Still Over It is a worthy admission to the breakup album canon. Even if you don’t know the context, Walker makes it as explicit as she can, literally asking, “London did you screw this chick, for real?” on the opening track. But what makes it most effective is how direct she is in tackling her own insecurities that the relationship has exposed, detailing the fights and petty grievances that have built up as well as the toxic feelings she developed about herself because of their issues. “I would’ve played it just how you wanted to play it/ You didn’t yet see my worth, so you try to play me/ But I was so in love, love.” It’s a brave act to expose your turmoil in this way for the sake of art, but part of the beauty of a great breakup album is that feeling of exhaling after getting everything off your chest. It’s therapeutic, but on top of that it creates a connection with all those who have felt the same and who find validation through this art.

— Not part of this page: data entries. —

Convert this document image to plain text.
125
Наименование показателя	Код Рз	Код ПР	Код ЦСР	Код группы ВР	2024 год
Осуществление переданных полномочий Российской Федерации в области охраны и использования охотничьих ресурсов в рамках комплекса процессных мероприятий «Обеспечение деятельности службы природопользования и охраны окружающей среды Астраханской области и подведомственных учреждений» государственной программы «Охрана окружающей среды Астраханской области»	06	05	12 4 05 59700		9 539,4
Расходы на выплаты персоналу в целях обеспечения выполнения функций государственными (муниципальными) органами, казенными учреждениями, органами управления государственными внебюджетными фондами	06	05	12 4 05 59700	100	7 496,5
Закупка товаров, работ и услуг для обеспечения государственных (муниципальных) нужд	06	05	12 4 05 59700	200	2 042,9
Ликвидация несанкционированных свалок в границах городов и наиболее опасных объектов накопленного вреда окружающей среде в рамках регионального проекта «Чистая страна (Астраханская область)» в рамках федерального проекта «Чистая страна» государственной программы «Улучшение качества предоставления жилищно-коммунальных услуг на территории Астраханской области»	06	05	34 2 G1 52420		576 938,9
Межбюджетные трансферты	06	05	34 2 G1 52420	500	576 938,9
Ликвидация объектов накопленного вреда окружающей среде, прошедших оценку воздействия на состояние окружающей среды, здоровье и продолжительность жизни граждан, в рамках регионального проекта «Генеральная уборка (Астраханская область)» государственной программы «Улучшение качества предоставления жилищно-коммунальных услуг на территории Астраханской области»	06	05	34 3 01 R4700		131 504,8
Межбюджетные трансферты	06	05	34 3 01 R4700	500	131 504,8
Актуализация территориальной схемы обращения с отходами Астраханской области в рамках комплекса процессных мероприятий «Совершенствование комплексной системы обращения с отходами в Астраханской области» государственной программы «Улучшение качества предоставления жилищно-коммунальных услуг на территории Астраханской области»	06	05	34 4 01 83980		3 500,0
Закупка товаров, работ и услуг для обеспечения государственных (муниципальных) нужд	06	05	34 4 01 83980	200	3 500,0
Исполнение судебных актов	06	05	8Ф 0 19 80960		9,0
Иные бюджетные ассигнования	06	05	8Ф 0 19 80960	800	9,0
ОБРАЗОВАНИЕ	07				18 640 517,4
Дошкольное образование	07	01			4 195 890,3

How much that means to Walker I can’t know, but her success would indicate a long line of people her truth has spoken to.

This intense level of truth on wax is hard to capture effectively, and while Walker has a lot of very clear influences — from a Monica or Destiny’s Child to a Keyshia Cole, as well as peers like SZA, Kehlani, and Tink — the biggest throughline for this album is very obviously Mary J. Blige, an artist who both excelled at this hyper-vulnerable soul and went through her share of public and tumultuous relationships. It’s not a mistake that the cover of Still Over It is a reference to the shoot for Mary’s Share My World album, an only too appropriate association for Walker. And just like Mary J. Blige would’ve done, she takes heed of Cardi B’s words on “Bitter,” the album’s opening track: “Put that drama in your music. ‘Cause if bitches wanna get clout off you, you gonna get clout off them and you gonna put that shit in your music.” The drama made for great music, and all you can hope for is that it brings some absolution as well.